The blended K/D crossover happens later than expected

Possible causes:

  1. Master Smoothing is enabled. Master Smoothing applies a post-blend moving average that delays the K/D crossover by roughly the Master Length number of bars. At Master Length = 10, the crossover is approximately 10 bars later than it would be without smoothing.

Fix: If you need faster crossovers, disable Master Smoothing or reduce the Master Length.

  1. Heavy weight on a slow-moving slot. If the highest-timeframe slot carries most of the weight and it has not flipped yet, the blend will not flip until that slot's contribution allows it. This is the designed behavior of weighted averaging β€” the blend respects the weight distribution you chose.

Fix if unintentional: Rebalance the weights to reduce the slow slot's dominance.


History does not match what I saw live

Cause: One or more slots have On Bar Close set to OFF. Those slots were updating with unconfirmed higher-timeframe data while you watched live. When the higher-timeframe bars closed, the readings snapped to their confirmed values. The chart now shows only the confirmed values.

This is the expected behavior of On Bar Close = OFF. It is not a bug. The intrabar readings were real at the time β€” they reflected the developing HTF bar's actual state. But they were provisional. When the HTF bar closed, the final confirmed value replaced them. This can be disorienting the first time you notice it, especially if you made a decision based on a reading that no longer appears on the chart.

What to check: Open the indicator settings and look at the On Bar Close toggle for each active slot. If any are set to OFF, those slots were showing intrabar data that has since been overwritten. This does not mean the tool gave you false information β€” it means it gave you a real-time reading of a bar that was still forming, and the bar's final value turned out differently.

Fix: If you need history to match what you saw live, set On Bar Close to ON for the relevant slots. If you deliberately use On Bar Close OFF for responsiveness, understand that the chart will not serve as a reliable journal of what you saw intrabar. See MTF and Repainting for the full explanation and a live verification walkthrough.
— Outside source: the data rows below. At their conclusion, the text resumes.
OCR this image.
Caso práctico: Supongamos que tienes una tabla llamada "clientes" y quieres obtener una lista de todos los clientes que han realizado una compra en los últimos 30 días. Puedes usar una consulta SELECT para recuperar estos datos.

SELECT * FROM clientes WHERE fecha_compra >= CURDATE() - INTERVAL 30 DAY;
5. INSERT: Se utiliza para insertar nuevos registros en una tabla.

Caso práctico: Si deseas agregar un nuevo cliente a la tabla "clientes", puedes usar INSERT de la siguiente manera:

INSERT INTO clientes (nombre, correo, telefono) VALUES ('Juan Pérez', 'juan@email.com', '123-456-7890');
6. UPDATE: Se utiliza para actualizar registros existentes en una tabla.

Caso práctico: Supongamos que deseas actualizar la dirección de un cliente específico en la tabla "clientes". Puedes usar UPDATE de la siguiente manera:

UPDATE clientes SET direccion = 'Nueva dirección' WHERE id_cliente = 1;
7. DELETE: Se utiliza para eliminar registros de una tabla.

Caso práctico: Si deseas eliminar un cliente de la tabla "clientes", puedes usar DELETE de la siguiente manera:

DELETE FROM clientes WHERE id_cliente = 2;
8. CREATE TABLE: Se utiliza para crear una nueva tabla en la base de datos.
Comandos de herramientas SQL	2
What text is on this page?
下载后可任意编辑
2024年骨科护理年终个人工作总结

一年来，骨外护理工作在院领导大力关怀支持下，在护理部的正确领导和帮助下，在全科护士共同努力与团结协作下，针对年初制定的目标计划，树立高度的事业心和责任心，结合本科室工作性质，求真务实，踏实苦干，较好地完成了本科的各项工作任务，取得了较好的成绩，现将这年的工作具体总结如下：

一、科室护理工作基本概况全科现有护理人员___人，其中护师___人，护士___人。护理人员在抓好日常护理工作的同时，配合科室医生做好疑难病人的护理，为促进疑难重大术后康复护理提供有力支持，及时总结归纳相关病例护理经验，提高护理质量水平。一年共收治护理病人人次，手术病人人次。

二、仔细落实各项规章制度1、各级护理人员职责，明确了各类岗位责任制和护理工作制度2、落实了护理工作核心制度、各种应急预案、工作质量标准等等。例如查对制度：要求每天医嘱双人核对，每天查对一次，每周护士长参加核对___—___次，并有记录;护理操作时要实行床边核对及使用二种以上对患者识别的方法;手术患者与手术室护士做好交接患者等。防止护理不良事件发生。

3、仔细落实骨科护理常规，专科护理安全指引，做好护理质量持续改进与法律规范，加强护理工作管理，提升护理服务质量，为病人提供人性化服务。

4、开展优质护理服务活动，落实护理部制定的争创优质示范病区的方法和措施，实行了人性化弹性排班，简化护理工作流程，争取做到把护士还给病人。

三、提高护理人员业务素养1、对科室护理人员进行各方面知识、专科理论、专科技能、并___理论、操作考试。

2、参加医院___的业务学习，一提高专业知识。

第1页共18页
The oscillator looks different from a standard TradingView MACD

This is expected and it is the first thing that trips up traders who know standard MACD well. The Axiom oscillator normalizes the raw MACD by ATR and bounds the result to -100/+100. A standard MACD is unbounded and denominated in price units. The shapes may look similar, but the magnitudes are unrelated. A standard MACD might read +2.5 while the Axiom oscillator reads +45 for the same momentum condition. The numbers will never match because the scales are fundamentally different.

What should match: the direction, but only in a like-for-like comparison. If you set the slot to the chart timeframe and temporarily turn On Bar Close OFF, then when the standard MACD line is above its signal line the Axiom slot should be in its bright (bullish) color, and when below, faded. If the directions disagree, check that both are using the same timeframe, the same MA types (EMA for both fast/slow and signal), and the same lengths (12/26/9). If On Bar Close is ON on a same-timeframe slot, the Axiom slot is intentionally one confirmed bar behind.
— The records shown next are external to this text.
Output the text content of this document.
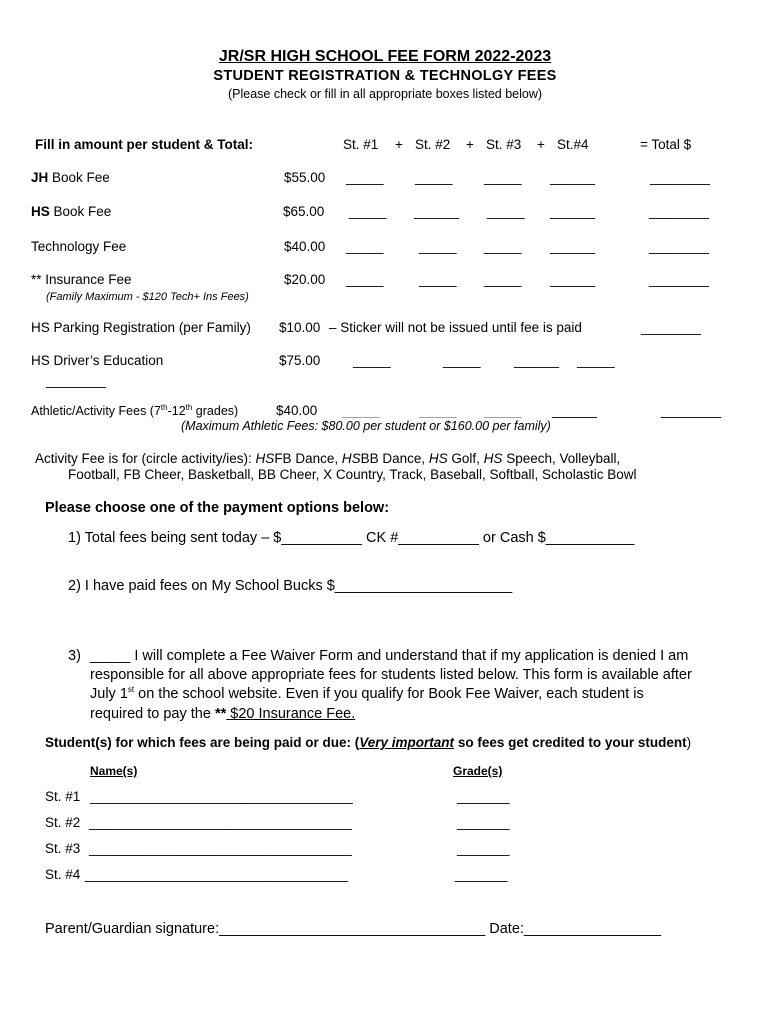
JR/SR HIGH SCHOOL FEE FORM 2022-2023
STUDENT REGISTRATION & TECHNOLGY FEES
(Please check or fill in all appropriate boxes listed below)
Fill in amount per student & Total:	St. #1 + St. #2 + St. #3 + St.#4	= Total $
JH Book Fee	$55.00 _____ _____ _____ ______	________
HS Book Fee	$65.00 _____ ______ _____ ______	________
Technology Fee	$40.00 _____	_____ _____ ______	________
** Insurance Fee	$20.00 _____	_____ _____ ______	________
(Family Maximum - $120 Tech+ Ins Fees)
HS Parking Registration (per Family) $10.00 – Sticker will not be issued until fee is paid	________
HS Driver’s Education	$75.00 _____	_____ ______ _____
________
Athletic/Activity Fees (7th-12th grades)	$40.00 _____	_____ _____ ______	________
(Maximum Athletic Fees: $80.00 per student or $160.00 per family)
Activity Fee is for (circle activity/ies): HSFB Dance, HSBB Dance, HS Golf, HS Speech, Volleyball,
Football, FB Cheer, Basketball, BB Cheer, X Country, Track, Baseball, Softball, Scholastic Bowl
Please choose one of the payment options below:
1) Total fees being sent today – $__________ CK #__________ or Cash $___________
2) I have paid fees on My School Bucks $______________________
3) _____ I will complete a Fee Waiver Form and understand that if my application is denied I am
responsible for all above appropriate fees for students listed below. This form is available after
July 1st on the school website. Even if you qualify for Book Fee Waiver, each student is
required to pay the ** $20 Insurance Fee.
Student(s) for which fees are being paid or due: (Very important so fees get credited to your student)
Name(s)	Grade(s)
St. #1 ___________________________________	_______
St. #2 ___________________________________	_______
St. #3 ___________________________________	_______
St. #4 ___________________________________	_______
Parent/Guardian signature:_________________________________ Date:_________________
To run this comparison: add TradingView's built-in MACD with 12/26/9 EMA to the same chart, set the Axiom slot to the chart timeframe, and temporarily set On Bar Close to OFF for that slot. Compare regime direction, not levels. See Quick Start for the step-by-step procedure.


Per-slot Power User settings seem to have no effect

Cause: The Power User parameters (ALMA Offset, KAMA Fast/Slow, Jurik Phase/Power, etc.) only activate when the corresponding MA type is selected. If the slot's MACD MA Type is EMA (the default), all Power User parameters for the MACD side are ignored. If the Signal MA Type is EMA, all "D" Power User parameters are ignored.

Fix: These settings only matter when you deliberately select a non-EMA MA type. If you are using EMA, the Power User settings are correctly inactive.